Following the United States’s dramatic capture of former Venezuelan dictator Nicolás Maduro earlier this month, New York City, where authorities are holding the autocrat, emerged as an epicenter of pro-Maduro sentiment in America. Such a development is unsurprising given the New York labor movement’s long-standing alignment with Caracas.
Maduro’s regime, for instance, has used New York labor leaders in an attempt to launder its international image, and union officials were all too happy to assist.
Ahead of Venezuela’s 2017 elections, called by Maduro amid mass protests to elect an assembly tasked with drafting a new constitution, the regime invited a delegation of American union leaders to observe the voting and praise the country’s electoral process.
The election was roundly condemned by international observers who characterized it as an attempt by Maduro to erode Venezuela’s remaining democratic institutions. Maduro’s opposition boycotted the election, leading to independent estimates placing voter turnout between 11.3% and 21%. During the election, allies of Maduro reportedly used force to compel voting and asserted that turnout was overwhelming. Ultimately, the government claimed that 41.53% of voters participated in the election.
Smartmatic, the company that provided the voting machines for the election, reported that Venezuelan election officials tampered with the machines to inflate turnout figures.
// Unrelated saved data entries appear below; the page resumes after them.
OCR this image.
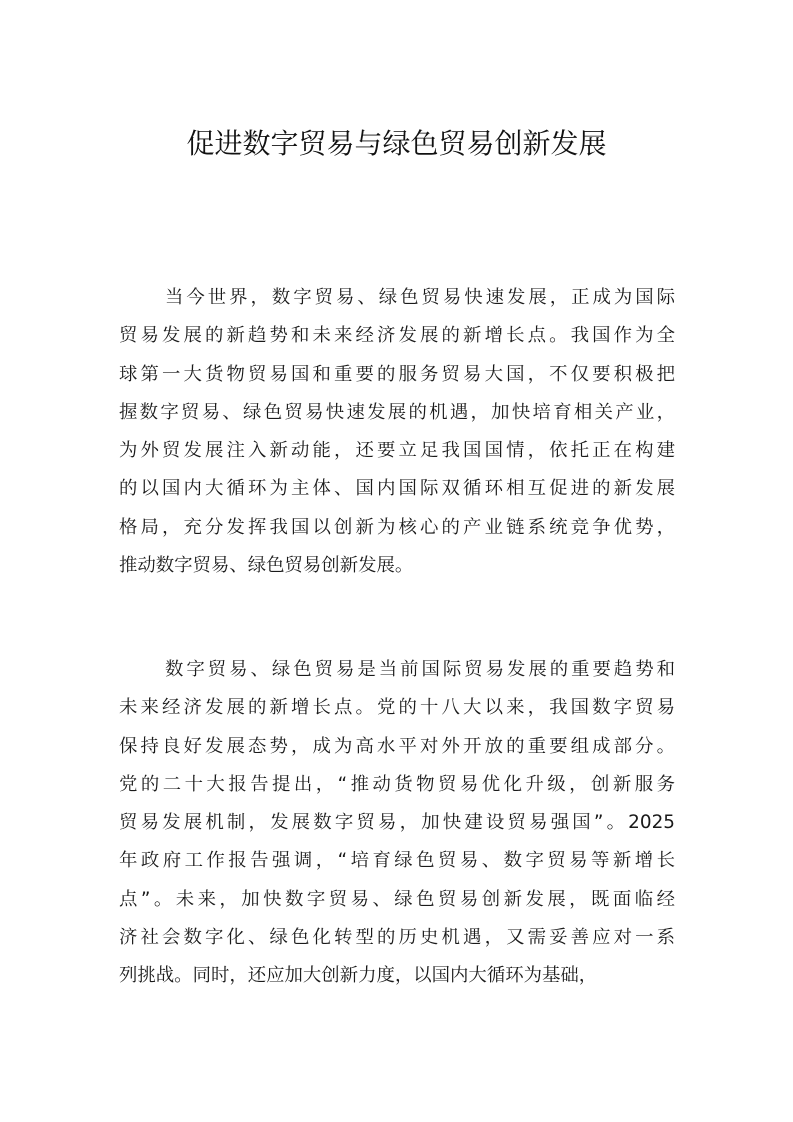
促进数字贸易与绿色贸易创新发展
当今世界，数字贸易、绿色贸易快速发展，正成为国际
贸易发展的新趋势和未来经济发展的新增长点。我国作为全
球第一大货物贸易国和重要的服务贸易大国，不仅要积极把
握数字贸易、绿色贸易快速发展的机遇，加快培育相关产业，
为外贸发展注入新动能，还要立足我国国情，依托正在构建
的以国内大循环为主体、国内国际双循环相互促进的新发展
格局，充分发挥我国以创新为核心的产业链系统竞争优势，
推动数字贸易、绿色贸易创新发展。
数字贸易、绿色贸易是当前国际贸易发展的重要趋势和
未来经济发展的新增长点。党的十八大以来，我国数字贸易
保持良好发展态势，成为高水平对外开放的重要组成部分。
党的二十大报告提出，“推动货物贸易优化升级，创新服务
贸易发展机制，发展数字贸易，加快建设贸易强国”。2025
年政府工作报告强调，“培育绿色贸易、数字贸易等新增长
点”。未来，加快数字贸易、绿色贸易创新发展，既面临经
济社会数字化、绿色化转型的历史机遇，又需妥善应对一系
列挑战。同时，还应加大创新力度，以国内大循环为基础，
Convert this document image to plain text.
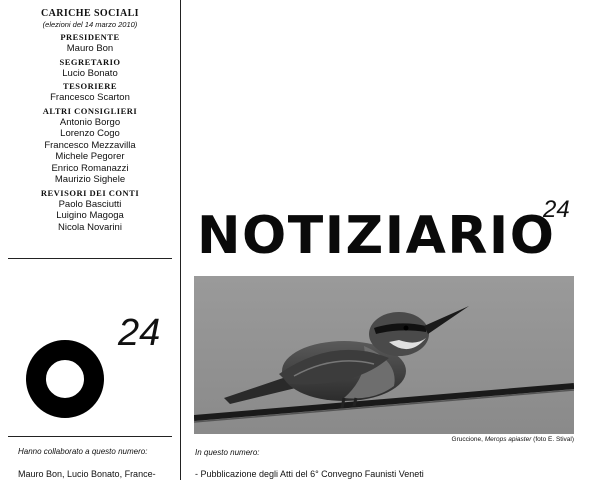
CARICHE SOCIALI
(elezioni del 14 marzo 2010)
PRESIDENTE
Mauro Bon
SEGRETARIO
Lucio Bonato
TESORIERE
Francesco Scarton
ALTRI CONSIGLIERI
Antonio Borgo
Lorenzo Cogo
Francesco Mezzavilla
Michele Pegorer
Enrico Romanazzi
Maurizio Sighele
REVISORI DEI CONTI
Paolo Basciutti
Luigino Magoga
Nicola Novarini
24
Hanno collaborato a questo numero:
Mauro Bon, Lucio Bonato, France-
NOTIZIARIO
24
Gruccione, Merops apiaster (foto E. Stival)
In questo numero:
- Pubblicazione degli Atti del 6° Convegno Faunisti Veneti
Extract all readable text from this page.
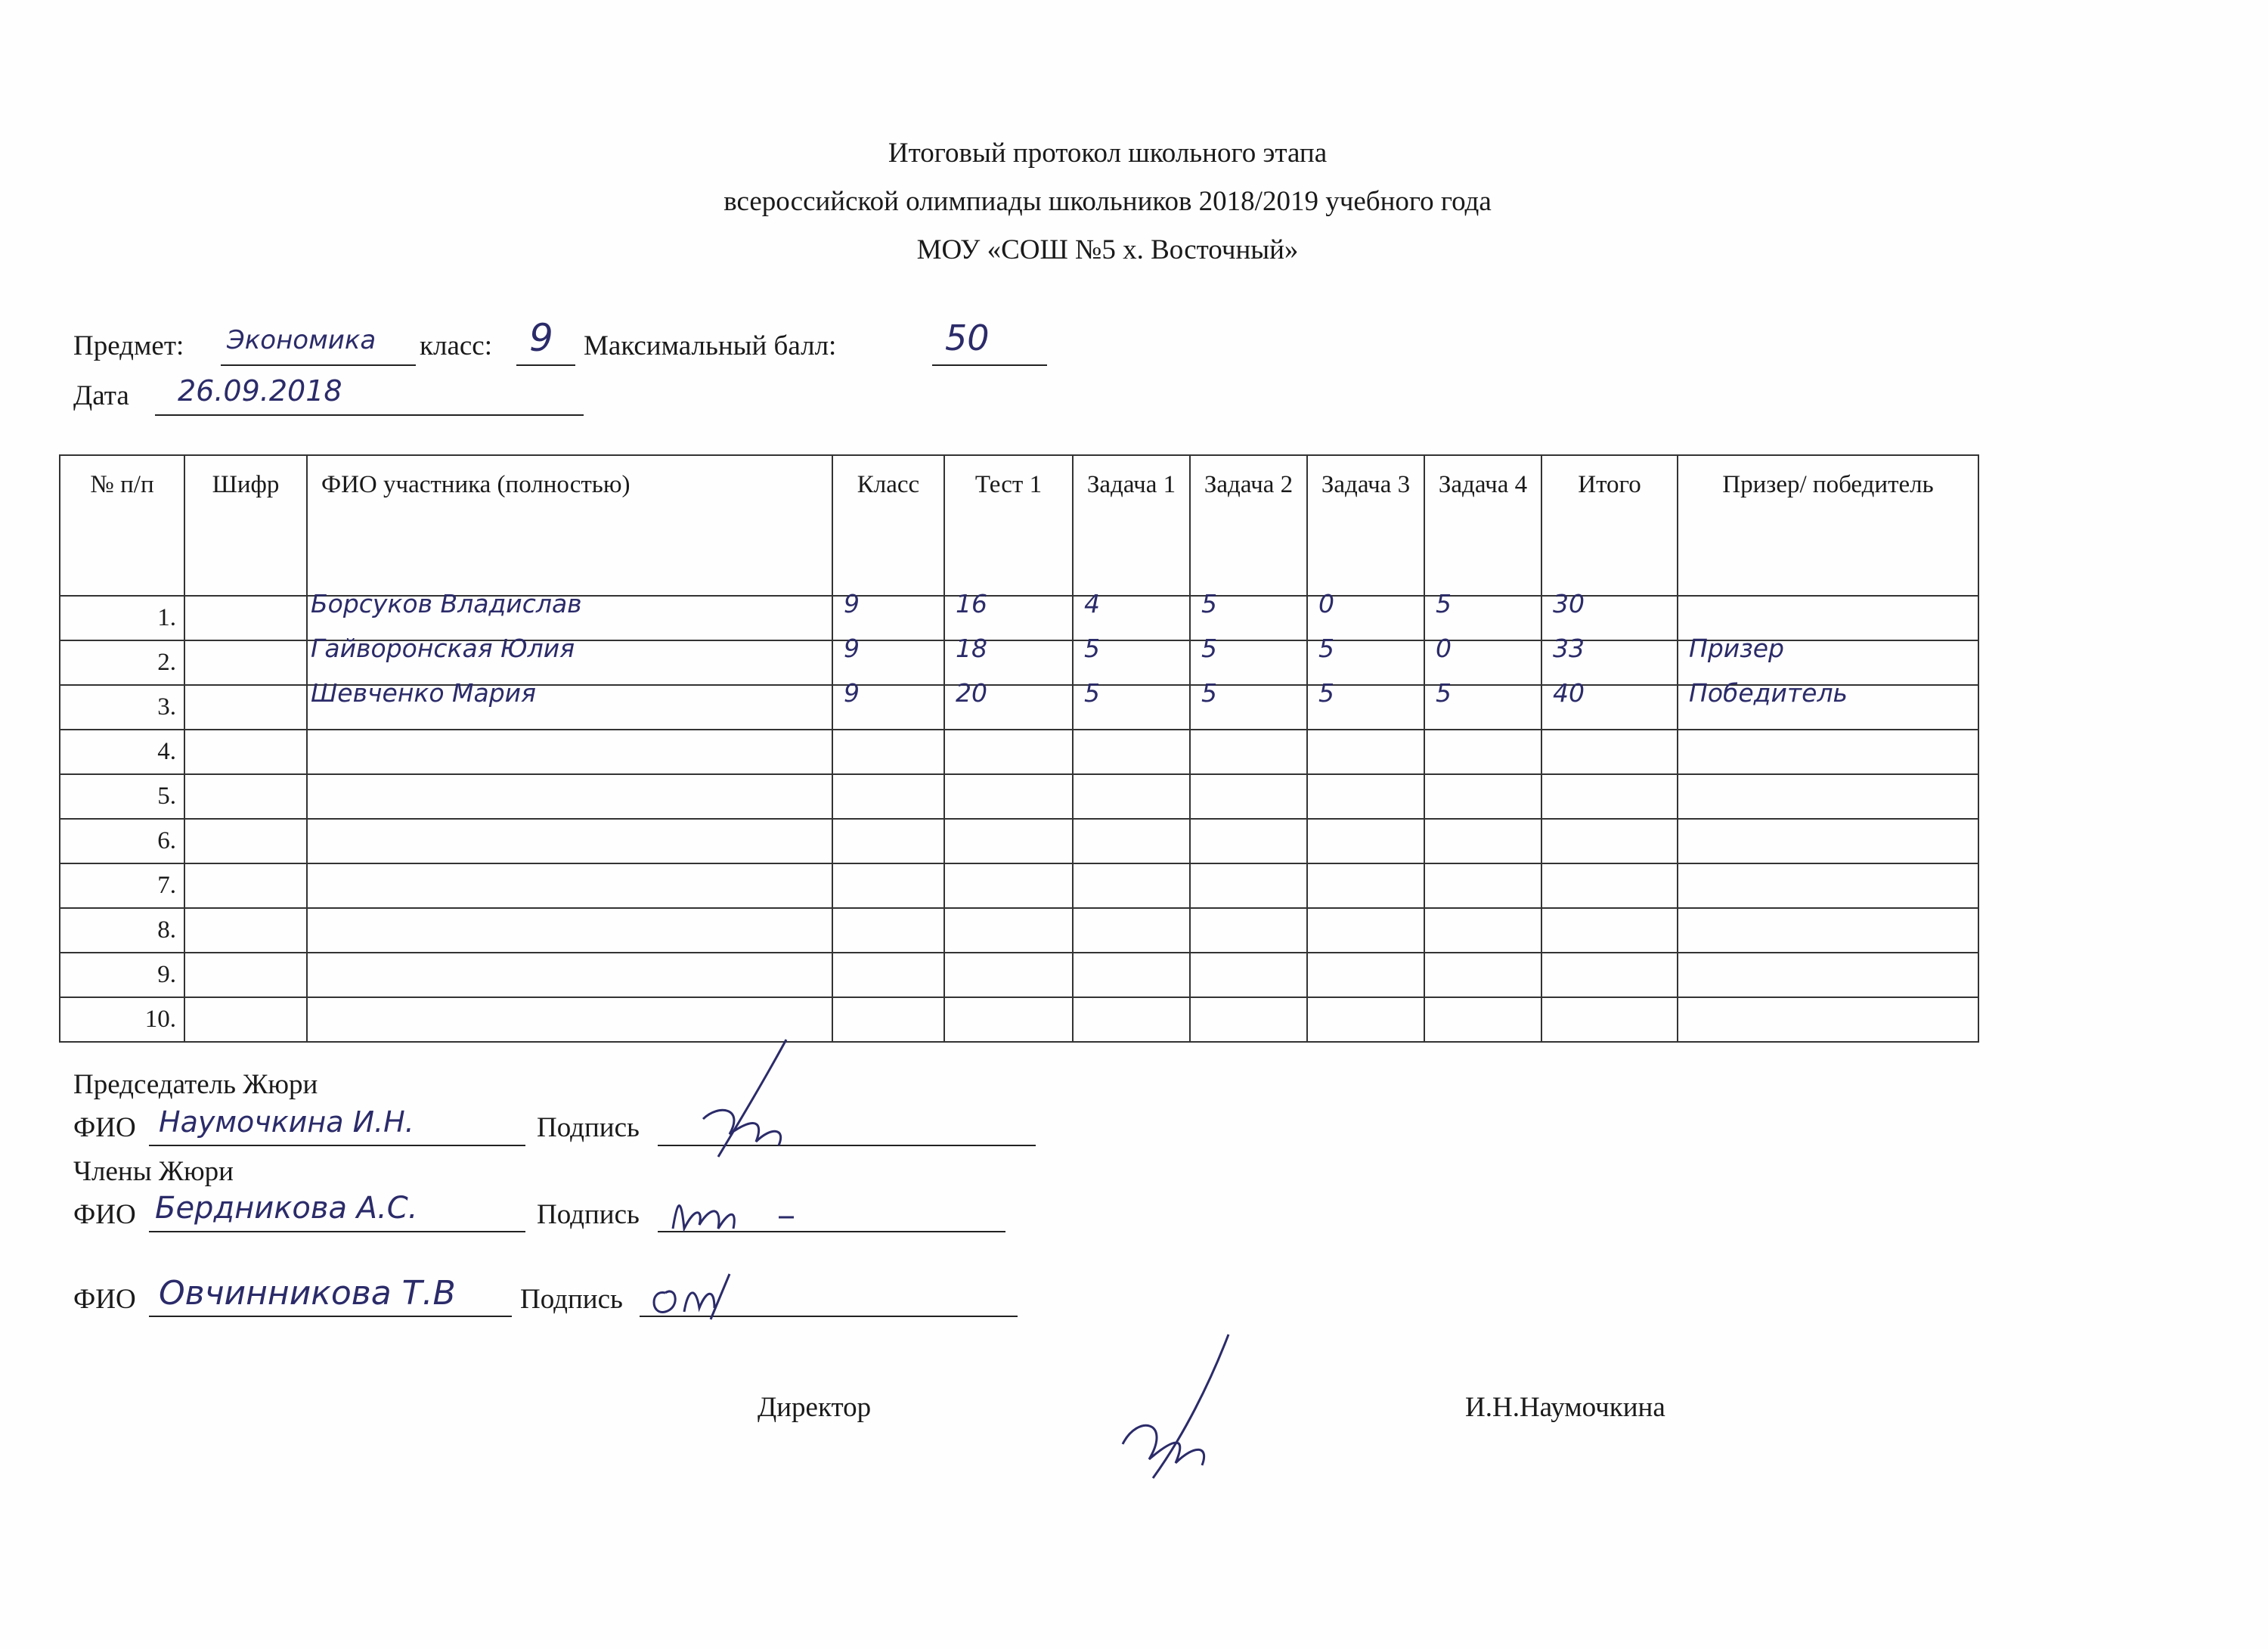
Итоговый протокол школьного этапа
всероссийской олимпиады школьников 2018/2019 учебного года
МОУ «СОШ №5 х. Восточный»
Предмет: Экономика класс: 9 Максимальный балл:	50
Дата 26.09.2018
№ п/п	Шифр	ФИО участника (полностью)	Класс	Тест 1	Задача 1	Задача 2	Задача 3	Задача 4	Итого	Призер/ победитель
1.		Борсуков Владислав	9	16	4	5	0	5	30	

2.		Гайворонская Юлия	9	18	5	5	5	0	33	Призер

3.		Шевченко Мария	9	20	5	5	5	5	40	Победитель

4.		

5.		

6.		

7.		

8.		

9.		

10.		

Председатель Жюри
ФИО Наумочкина И.Н.	Подпись
Члены Жюри
ФИО Бердникова А.С.	Подпись
ФИО Овчинникова Т.В Подпись
Директор	И.Н.Наумочкина
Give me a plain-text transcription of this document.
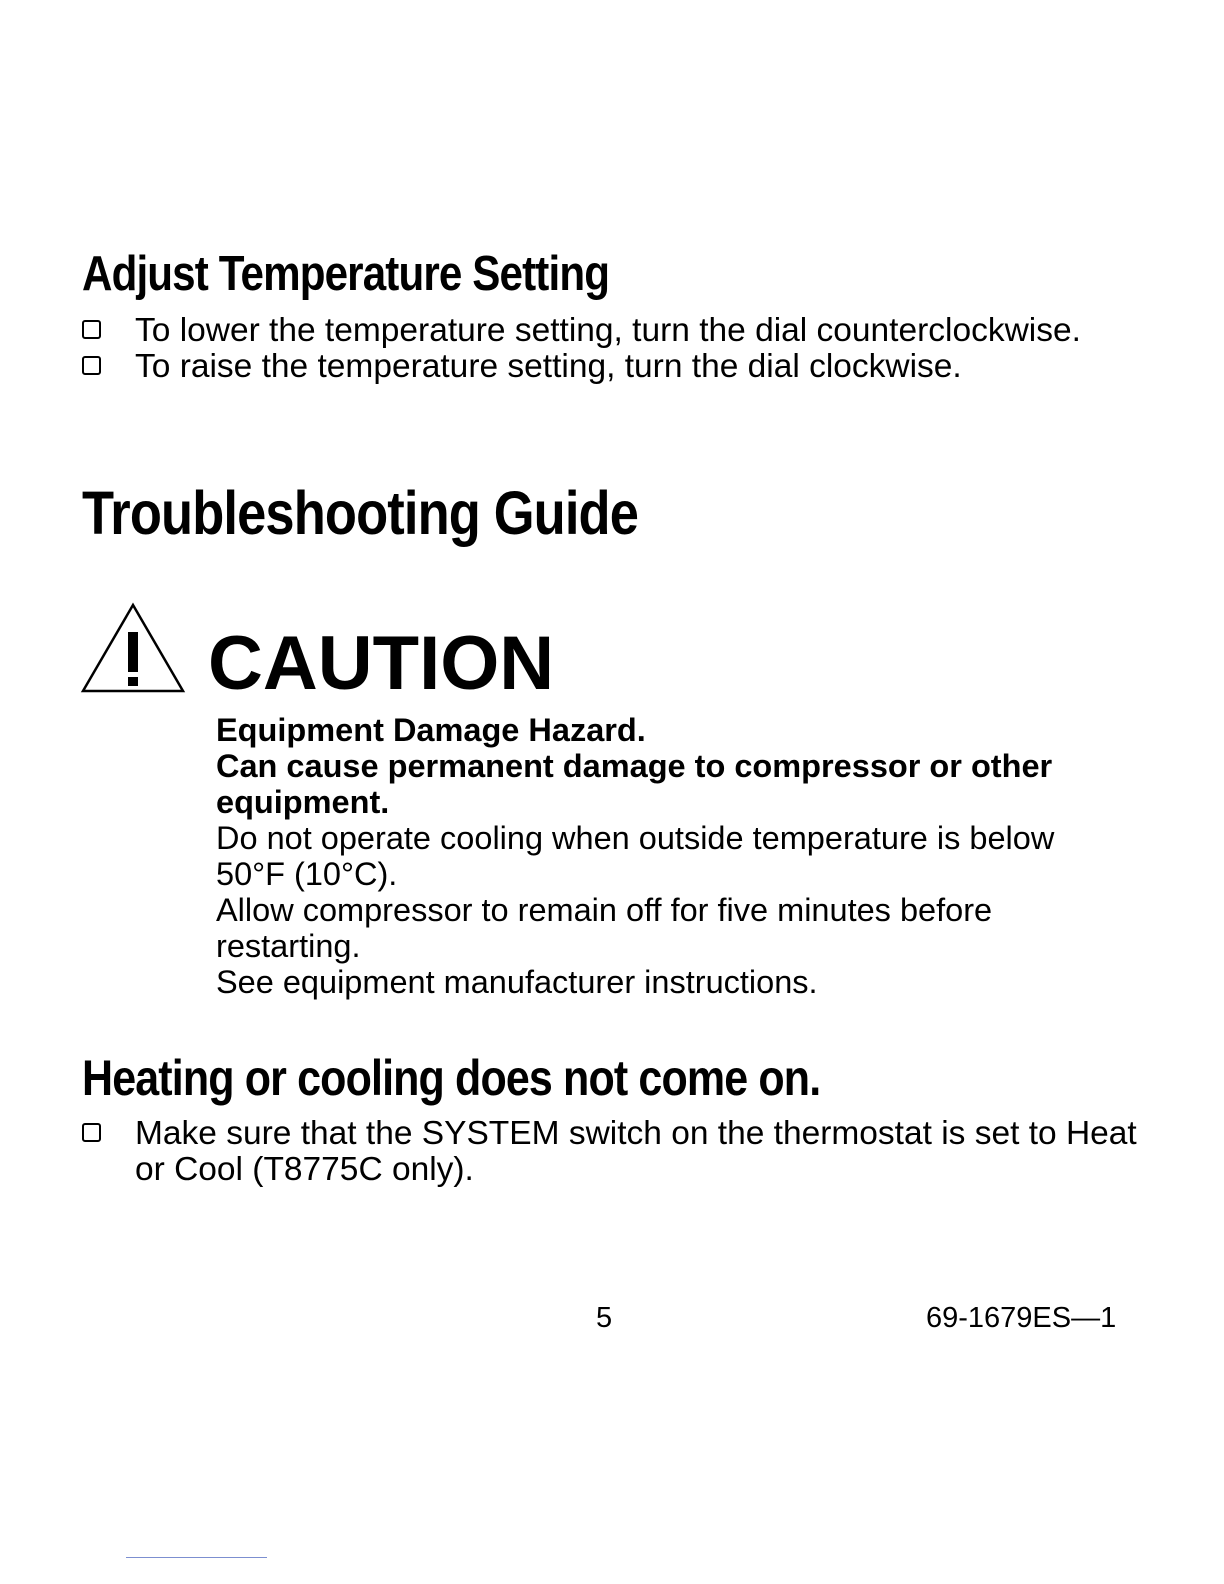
Adjust Temperature Setting
To lower the temperature setting, turn the dial counterclockwise.
To raise the temperature setting, turn the dial clockwise.
Troubleshooting Guide
CAUTION

Equipment Damage Hazard.

Can cause permanent damage to compressor or other equipment.

Do not operate cooling when outside temperature is below 50°F (10°C).

Allow compressor to remain off for five minutes before restarting.

See equipment manufacturer instructions.

Heating or cooling does not come on.
Make sure that the SYSTEM switch on the thermostat is set to Heat or Cool (T8775C only).
5	69-1679ES—1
The vast majority of Venezuelans polled by independent sources characterized the government as a dictatorship and voiced opposition to drafting a new constitution.
Despite all this, the New York labor leaders invited by the regime to monitor the elections were quick to endorse them, giving positive interviews to the Venezuelan state-sponsored media outlet Telesur, according to an archived webpage reviewed by the Washington Examiner.
Estela Vazquez, who was serving as the executive vice president of the 1199 SEIU at the time, ironically, said that “99% of the Venezuelans support the process,” contradicting the findings of independent observers but mirroring the rhetoric of the Venezuelan regime.
“The participation was impressive,” said Vazquez, who was taken to select polling stations by officials. “So I found [it] surprising when I saw headlines the next day talking of high absenteeism in Venezuela, and that is not the truth.” Venezuela’s own statistics ultimately showed that the majority of the country did not participate in the elections.

Judy Gonzalez, a registered nurse who was the president of the New York State Nurses Association at the time of the elections, praised Venezuelan officials for the allegedly incredible transparency with which they were administering the election.
“I’ve been through a lot of union elections, I know what to look for when there’s cheating. I didn’t see any cheating,” John Patafio, who was vice president of the Transport Workers Union at the time, said, echoing Gonzalez’s claim. “I saw a very open process; I saw the people [who] were controlling it were people from the community, earnest. So, I thought it was fine.”
The trio accused independent observers of engaging in “propaganda” by criticizing the elections.
Representatives for the 1199 SEIU, NYSNA, and TWA did not respond to requests for comment.
“All credibility goes out the window when you beat the drum for workers’ rights in the U.S. while simultaneously applauding an oppressive leader in Caracas,” Charlyce Bozzello, communications director at the Center for Union Facts, told the Washington Examiner. “These ‘useful idiots’ should remember that workers everywhere have the right to fair elections and free speech without the risk of imprisonment.”
Following the widely criticized 2017 Venezuelan elections, the United States imposed sanctions on the country. A number of labor union leaders joined the Alliance for Global Justice — a left-wing nonprofit group that has since faced scrutiny for sponsoring Samidoun, an organization deemed by the Treasury Department to be a Hamas fundraising front — in opposing the sanctions through a petition.
Among the signatories were Vazquez, the president of the National Lawyers Guild; the general president of the United Electrical Workers; counsel for the United Steelworkers Union; and scores of local union leaders.
Ties between American labor organizers and the Maduro regime go back even further.
An online photo album posted by an account apparently belonging to the Venezuelan Embassy in September 2015 shows the now former dictator meeting with a large group of New York City union leaders in Harlem. An image of a document resurfaced by the anonymous X account “L” appears to show that the 1199 SEIU held a “People of African Descent Leadership Summit” on the same date the embassy’s album says Maduro met with U.S. labor leaders. The document, which is likely legitimate as it was also posted by the Venezuelan Embassy, describes Maduro as “his excellency.”
Fast-forwarding to the present day, New York City unions, such as the 1199 SEIU, have aligned themselves with organizations like Indivisible, one of the primary groups rallying against American intervention in Venezuela. Meanwhile, New York-based leadership at the United Autoworkers, such as its counsel and the union’s regional director, have criticized the United States for removing Maduro.
Even the AFL-CIO, the nation’s largest labor union, has condemned the United States for removing Maduro from power.
“We join the international labor community in condemning President Trump’s unconstitutional actions in Venezuela,” a statement from the union reads.